Es gilt abzuwarten, wie die verschiedenen Hilfsorganisationen ihre Einsätze koordinieren. Zu gegebener Zeit erfolgt dann ein konkreter Spendenaufruf.

Ometepe-Projekt sucht neuen Träger

Das Aachener Kindermissionswerkt „Sternsinger“ hat sich aus der Zusammenarbeit zurückgezogen.

Der Evangelische Kirchenkreis An der Agger hat die Dauerspender und Dauerspenderinnen des Entwicklungsprojekts „Ometepe Projekt Nicaragua“ in einem Brief darüber informiert, dass der bisherige Träger, das Aachener „Sternsinger“-Kindermissionswerk, die Zusammenarbeit mit dem Ometepe Projekt beendet hat. Seit 2007 hatte das „Sternsinger“-Kindermissionswerk die juristische und finanzielle Verantwortung für das Projekt inne. Zum Jahreswechsel sollten die Sternsinger planmäßig neben der Geschäftsführung auch die Spendenwerbung übernehmen.

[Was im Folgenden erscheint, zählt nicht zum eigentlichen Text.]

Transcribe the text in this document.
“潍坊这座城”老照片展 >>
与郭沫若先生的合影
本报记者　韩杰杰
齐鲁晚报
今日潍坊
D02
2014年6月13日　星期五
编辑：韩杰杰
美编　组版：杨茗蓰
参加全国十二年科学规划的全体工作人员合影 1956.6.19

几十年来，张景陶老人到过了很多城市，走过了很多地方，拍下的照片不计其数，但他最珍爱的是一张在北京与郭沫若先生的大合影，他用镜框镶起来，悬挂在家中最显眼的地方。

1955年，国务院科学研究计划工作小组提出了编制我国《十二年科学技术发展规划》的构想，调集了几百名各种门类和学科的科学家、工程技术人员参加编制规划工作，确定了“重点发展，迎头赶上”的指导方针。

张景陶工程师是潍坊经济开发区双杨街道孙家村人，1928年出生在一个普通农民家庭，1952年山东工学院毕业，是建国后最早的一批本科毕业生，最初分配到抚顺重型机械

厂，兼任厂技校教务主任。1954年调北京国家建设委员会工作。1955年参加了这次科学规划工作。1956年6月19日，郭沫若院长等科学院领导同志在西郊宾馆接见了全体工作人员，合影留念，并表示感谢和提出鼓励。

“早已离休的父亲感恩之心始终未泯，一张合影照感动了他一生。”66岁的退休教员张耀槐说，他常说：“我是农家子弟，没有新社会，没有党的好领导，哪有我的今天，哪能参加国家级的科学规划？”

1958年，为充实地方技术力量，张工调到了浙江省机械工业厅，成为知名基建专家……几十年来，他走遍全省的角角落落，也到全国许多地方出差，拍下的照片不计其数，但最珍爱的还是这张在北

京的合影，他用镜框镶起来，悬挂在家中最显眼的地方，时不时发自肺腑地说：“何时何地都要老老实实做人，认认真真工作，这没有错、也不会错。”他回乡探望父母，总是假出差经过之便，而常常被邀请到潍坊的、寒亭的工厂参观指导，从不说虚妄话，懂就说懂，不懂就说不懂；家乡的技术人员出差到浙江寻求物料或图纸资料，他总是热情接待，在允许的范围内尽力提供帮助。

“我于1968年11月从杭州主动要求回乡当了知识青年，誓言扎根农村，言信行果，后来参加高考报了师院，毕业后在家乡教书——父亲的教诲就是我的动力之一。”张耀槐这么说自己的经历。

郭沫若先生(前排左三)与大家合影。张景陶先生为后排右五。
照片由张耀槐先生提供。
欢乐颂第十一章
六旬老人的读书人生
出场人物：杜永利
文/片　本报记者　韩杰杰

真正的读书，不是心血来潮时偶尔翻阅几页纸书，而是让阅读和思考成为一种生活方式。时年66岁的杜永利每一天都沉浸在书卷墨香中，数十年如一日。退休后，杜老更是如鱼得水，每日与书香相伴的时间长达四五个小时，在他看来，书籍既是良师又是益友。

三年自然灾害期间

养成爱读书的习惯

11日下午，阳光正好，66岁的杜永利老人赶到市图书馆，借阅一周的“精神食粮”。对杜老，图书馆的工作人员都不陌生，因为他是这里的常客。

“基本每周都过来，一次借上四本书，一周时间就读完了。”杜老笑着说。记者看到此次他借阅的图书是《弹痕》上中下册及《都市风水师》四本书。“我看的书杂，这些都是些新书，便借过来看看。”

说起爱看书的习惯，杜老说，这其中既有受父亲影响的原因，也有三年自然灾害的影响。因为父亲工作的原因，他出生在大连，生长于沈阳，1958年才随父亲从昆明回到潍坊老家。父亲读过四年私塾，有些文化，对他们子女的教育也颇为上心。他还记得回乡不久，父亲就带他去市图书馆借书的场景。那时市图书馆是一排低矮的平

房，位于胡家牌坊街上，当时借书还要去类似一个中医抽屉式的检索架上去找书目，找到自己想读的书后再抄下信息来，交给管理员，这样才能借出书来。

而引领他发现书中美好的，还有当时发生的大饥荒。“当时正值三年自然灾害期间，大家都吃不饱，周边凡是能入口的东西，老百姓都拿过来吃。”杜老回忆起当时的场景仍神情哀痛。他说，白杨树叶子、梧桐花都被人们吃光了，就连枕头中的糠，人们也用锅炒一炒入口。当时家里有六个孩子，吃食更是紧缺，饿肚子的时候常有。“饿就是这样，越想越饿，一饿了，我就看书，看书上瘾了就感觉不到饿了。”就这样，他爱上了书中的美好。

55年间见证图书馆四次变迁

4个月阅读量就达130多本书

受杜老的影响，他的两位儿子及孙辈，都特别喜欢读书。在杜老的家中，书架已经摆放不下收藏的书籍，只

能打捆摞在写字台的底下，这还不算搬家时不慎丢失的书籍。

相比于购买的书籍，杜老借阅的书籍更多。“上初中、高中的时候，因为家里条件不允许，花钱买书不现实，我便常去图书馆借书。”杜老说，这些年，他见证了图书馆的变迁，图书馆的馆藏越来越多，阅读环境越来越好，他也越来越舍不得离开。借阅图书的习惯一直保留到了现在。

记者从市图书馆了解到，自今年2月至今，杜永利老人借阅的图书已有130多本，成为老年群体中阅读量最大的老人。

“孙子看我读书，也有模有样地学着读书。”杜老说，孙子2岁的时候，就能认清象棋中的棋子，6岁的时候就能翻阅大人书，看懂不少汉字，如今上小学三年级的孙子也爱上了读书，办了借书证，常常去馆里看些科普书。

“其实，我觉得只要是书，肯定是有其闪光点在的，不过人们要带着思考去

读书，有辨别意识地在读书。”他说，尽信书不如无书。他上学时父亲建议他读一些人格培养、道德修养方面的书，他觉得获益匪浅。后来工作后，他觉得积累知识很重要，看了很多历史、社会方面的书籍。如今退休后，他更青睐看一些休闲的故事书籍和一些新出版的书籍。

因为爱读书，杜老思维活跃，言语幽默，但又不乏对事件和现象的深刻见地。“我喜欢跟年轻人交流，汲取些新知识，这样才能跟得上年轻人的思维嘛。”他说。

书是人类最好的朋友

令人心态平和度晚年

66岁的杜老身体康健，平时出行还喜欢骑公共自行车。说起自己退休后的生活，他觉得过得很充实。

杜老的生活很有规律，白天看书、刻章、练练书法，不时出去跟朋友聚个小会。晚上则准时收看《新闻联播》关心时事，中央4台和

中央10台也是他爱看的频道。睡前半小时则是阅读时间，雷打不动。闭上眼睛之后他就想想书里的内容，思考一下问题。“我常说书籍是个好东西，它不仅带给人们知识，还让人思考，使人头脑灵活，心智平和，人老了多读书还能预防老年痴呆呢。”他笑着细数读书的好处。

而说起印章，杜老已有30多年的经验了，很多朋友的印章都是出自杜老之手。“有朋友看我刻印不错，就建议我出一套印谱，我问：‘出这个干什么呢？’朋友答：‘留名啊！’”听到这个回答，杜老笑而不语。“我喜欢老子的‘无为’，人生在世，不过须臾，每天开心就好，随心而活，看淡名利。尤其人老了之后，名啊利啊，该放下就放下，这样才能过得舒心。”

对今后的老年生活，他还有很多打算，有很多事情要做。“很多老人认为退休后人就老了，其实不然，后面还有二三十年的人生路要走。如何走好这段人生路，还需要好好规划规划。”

Bisher gingen Spenden auf einem Konto des Kirchenkreises ein, der die Gelder an das Kindermissionswerk weitergeleitet hat. Vorerst werden nun alle neuen Spendeneingänge auf dem Konto des Kirchenkreises gesondert festgehalten.

Die Gründer des Projekts, das Wiehler Ehepaar Monika und Michael Höhn, Pfarrer i.R., haben Gespräche mit einem möglichen neuen Träger aufgenommen.

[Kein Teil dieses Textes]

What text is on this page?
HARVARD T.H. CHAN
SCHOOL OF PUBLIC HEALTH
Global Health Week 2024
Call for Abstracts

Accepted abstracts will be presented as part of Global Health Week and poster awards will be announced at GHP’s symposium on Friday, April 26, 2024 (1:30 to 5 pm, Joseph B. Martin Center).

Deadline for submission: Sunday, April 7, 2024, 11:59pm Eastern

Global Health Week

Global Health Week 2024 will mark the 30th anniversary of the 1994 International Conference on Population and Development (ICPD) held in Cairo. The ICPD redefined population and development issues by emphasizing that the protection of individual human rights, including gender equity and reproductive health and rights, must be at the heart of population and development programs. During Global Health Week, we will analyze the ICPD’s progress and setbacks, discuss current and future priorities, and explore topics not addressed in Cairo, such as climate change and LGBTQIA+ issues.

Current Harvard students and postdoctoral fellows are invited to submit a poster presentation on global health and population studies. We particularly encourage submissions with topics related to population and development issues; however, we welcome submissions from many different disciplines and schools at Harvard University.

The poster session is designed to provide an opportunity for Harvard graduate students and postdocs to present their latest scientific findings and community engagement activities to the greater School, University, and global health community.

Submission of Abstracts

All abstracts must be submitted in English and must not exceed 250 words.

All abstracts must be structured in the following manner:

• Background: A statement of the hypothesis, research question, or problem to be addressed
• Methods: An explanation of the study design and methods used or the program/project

Das Kindermissionswerk hat bisher die eingegangenen Spenden um 15 Prozent aufgestockt und den Gesamtbetrag nach Ometepe überwiesen. Im Vorfeld der geplanten Übernahme hat das Kindermissionswerk in den Jahren 2017, 2018 und 2019 Verfahren zur Qualitätssicherung nach internationalen Standards durchgeführt.

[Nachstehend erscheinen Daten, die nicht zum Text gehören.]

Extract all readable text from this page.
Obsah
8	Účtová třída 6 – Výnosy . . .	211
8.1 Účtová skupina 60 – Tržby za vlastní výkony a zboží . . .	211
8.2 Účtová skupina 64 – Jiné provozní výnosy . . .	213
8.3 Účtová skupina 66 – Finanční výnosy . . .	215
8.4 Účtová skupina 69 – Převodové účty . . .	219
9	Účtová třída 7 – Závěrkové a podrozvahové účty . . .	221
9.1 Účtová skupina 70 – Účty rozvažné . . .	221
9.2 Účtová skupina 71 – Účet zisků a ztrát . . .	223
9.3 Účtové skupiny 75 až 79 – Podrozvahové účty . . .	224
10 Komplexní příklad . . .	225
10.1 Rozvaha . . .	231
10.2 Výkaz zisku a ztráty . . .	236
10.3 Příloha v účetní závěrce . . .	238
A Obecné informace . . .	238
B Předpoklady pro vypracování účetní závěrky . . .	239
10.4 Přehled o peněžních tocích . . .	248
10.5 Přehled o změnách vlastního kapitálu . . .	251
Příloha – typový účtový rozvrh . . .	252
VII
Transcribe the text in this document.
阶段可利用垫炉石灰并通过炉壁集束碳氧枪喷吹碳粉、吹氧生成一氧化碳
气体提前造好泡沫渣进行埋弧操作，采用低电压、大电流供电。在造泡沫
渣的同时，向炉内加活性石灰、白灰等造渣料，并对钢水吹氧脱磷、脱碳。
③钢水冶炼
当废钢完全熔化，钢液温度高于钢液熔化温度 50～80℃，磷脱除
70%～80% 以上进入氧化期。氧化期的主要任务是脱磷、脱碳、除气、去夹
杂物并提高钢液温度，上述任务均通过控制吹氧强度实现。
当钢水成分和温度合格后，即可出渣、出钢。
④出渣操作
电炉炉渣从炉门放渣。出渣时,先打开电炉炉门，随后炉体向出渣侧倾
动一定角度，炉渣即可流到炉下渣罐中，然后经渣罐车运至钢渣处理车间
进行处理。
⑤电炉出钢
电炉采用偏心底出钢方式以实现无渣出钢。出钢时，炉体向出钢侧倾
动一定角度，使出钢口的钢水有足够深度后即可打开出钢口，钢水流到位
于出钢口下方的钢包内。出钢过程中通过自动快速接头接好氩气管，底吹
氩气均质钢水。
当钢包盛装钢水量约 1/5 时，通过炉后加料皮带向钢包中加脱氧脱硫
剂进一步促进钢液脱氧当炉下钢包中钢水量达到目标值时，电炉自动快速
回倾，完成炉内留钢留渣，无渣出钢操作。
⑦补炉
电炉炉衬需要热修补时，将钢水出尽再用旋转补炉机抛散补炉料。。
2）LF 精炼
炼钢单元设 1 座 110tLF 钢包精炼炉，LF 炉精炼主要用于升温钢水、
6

Kirchenkreis finanziert neues Audit auf der Insel
Das letzte Audit für das Jahr 2019 wurde wegen der Pandemie nicht vor Ort, sondern nur aus der Ferne durchgeführt. Es erfüllte, zur Überraschung des Ometepe Fachausschusses, nicht die Erwartungen. Wegen Mängel in der Kommunikation und der Buchhaltung erteilten die Auditoren der Partnerorganisation kein Testat.

Der Ometepe-Fachausschuss des Kirchenkreises hat nun ein neues Audit in Auftrag gegeben, das auf Ometepe durchgeführt wird.

Das von den Eheleuten Höhn initiierte und geleitete Ometepe-Projekt hat in fast 28 Jahren auf der nicaraguanischen Insel bedeutende Fortschritte im Bereich Bildung und Gesundheit vorangetrieben. Dazu gehören der Bau einer Schule, einer Klinik mit projekteigener Apotheke, eines Behinderten-Zentrums und der Bau von nahezu 200 Häusern mit den notwendigen Latrinen. Außerdem gibt es Studienunterstützungen und Einzelfallhilfen für Bedürftige.